By this time, Depot had also come back to TCPN with revised pricing based on fluctuations in paper and toner/ink prices that, interestingly, undercut what it was then offering on US Communities, and had offered up to $100,000 to TCPN for contract "marketing costs".


That, coupled with TCPN’s apparent dissatisfaction with main contractor OfficeMax – which it felt was giving preference to its other cooperative contracts with key TCPN targets and not achieving significant results – meant that Office Depot was becoming an attractive proposition.


TCPN realised that a decision to award a contract to Depot could appear "mercenary", but was aware that there could be "fallout" whether it decided to make an award to Depot or not, presumably fearing some kind of legal challenge from Depot if no award was made.


It should be noted that there is nothing to suggest that TCPN was aware that Office Depot was not going to bid on the new US Communities contract. In fact, it appears that TCPN’s management was convinced that Depot "will always have US Communities" and that US Communities "is not smart enough" to take the independent dealer route.


What all this does highlight is the apparently arbitrary way in which the contract award was made to Office Depot, and questions must be raised about TCPN’s decision-making processes and whether they are acceptable in the public procurement arena.


Another potentially controversial issue with Depot’s TCPN contract is a pricing amendment that the office supplier and TCPN agreed in August 2010.


Similar to the flexibility allowed to Office Depot in the Florida/National IPA contract, the TCPN amendment appears to enable Depot considerable leeway outside the contract framework.


For example, one clause on new customers, which would appear to be aimed squarely at US Communities customers, states: "In the event an agency eligible to purchase under the TCPN program chooses to purchase under this Contract, Office Depot may, in its sole discretion, offer the same or similar pricing that the agency was receiving immediately prior to joining TCPN."


Notwithstanding the fact that this would appear to be a highly unusual pricing arrangement in itself and make the contract almost impossible to audit, with Depot’s revised TCPN pricing purportedly lower than US Communities this would allow Depot to continue to charge customers higher prices than if they were immediately moved to the new TCPN pricing.


Another clause states: "Products may be discontinued at any time, without notice


to TCPN or Participating Agencies."


While there are some aspects to the amendment which do appear to present some creative solutions for public agencies, such as the ability to create customised core lists, the above two clauses are sure to set alarm bells ringing amongst procurement officials as contracts come under closer scrutiny.
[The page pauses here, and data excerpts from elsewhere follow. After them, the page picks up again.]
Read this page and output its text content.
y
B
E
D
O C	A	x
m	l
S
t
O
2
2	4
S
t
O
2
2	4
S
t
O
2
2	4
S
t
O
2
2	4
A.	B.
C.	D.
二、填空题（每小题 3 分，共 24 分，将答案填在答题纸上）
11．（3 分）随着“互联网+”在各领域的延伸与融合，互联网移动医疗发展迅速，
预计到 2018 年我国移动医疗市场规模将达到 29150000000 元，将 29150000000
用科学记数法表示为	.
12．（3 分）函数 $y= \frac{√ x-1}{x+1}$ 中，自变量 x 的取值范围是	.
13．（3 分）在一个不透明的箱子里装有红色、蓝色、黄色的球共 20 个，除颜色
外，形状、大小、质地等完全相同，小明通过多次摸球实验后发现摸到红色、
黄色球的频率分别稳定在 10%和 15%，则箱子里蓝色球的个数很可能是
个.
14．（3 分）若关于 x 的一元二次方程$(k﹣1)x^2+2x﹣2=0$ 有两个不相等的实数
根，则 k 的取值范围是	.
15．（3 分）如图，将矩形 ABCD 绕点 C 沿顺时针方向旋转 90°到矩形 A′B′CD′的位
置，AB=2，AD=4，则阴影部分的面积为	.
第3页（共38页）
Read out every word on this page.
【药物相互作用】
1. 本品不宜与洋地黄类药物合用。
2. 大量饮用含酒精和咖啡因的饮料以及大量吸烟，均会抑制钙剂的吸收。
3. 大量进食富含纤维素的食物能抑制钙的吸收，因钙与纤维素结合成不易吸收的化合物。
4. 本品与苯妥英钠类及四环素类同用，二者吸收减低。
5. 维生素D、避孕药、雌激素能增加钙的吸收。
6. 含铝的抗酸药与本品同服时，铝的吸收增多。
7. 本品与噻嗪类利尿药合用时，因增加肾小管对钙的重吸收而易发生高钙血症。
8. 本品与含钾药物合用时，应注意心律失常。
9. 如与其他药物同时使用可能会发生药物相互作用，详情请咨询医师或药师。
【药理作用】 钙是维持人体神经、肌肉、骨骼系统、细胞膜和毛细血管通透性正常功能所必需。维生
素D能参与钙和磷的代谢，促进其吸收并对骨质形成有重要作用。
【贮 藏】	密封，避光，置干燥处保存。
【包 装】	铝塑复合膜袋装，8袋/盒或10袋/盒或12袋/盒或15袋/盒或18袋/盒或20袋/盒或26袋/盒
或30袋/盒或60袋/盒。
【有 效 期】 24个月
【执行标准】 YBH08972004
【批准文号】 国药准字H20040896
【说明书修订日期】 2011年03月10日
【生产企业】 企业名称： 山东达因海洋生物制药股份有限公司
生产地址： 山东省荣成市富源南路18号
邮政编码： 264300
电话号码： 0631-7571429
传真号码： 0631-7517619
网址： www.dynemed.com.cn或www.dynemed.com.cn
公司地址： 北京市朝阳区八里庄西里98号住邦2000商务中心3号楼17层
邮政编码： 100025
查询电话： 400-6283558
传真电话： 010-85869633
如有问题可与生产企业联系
As a sweetener to US Communities customers, Depot is offering enhanced rebates for the first six months and attractive pricing on the key cut-sheet paper category should agencies switch to TCPN.


It will be interesting to see how many agencies are tempted by these offers or whether they are more spooked by the contents of the TCPN contract amendment.


Documents suggest that TCPN itself was concerned whether Depot’s aggressive pricing was "just smoke and mirrors", but they don’t appear to have done themselves any favours by the way they made the award and by agreeing to the controversial contract amendment.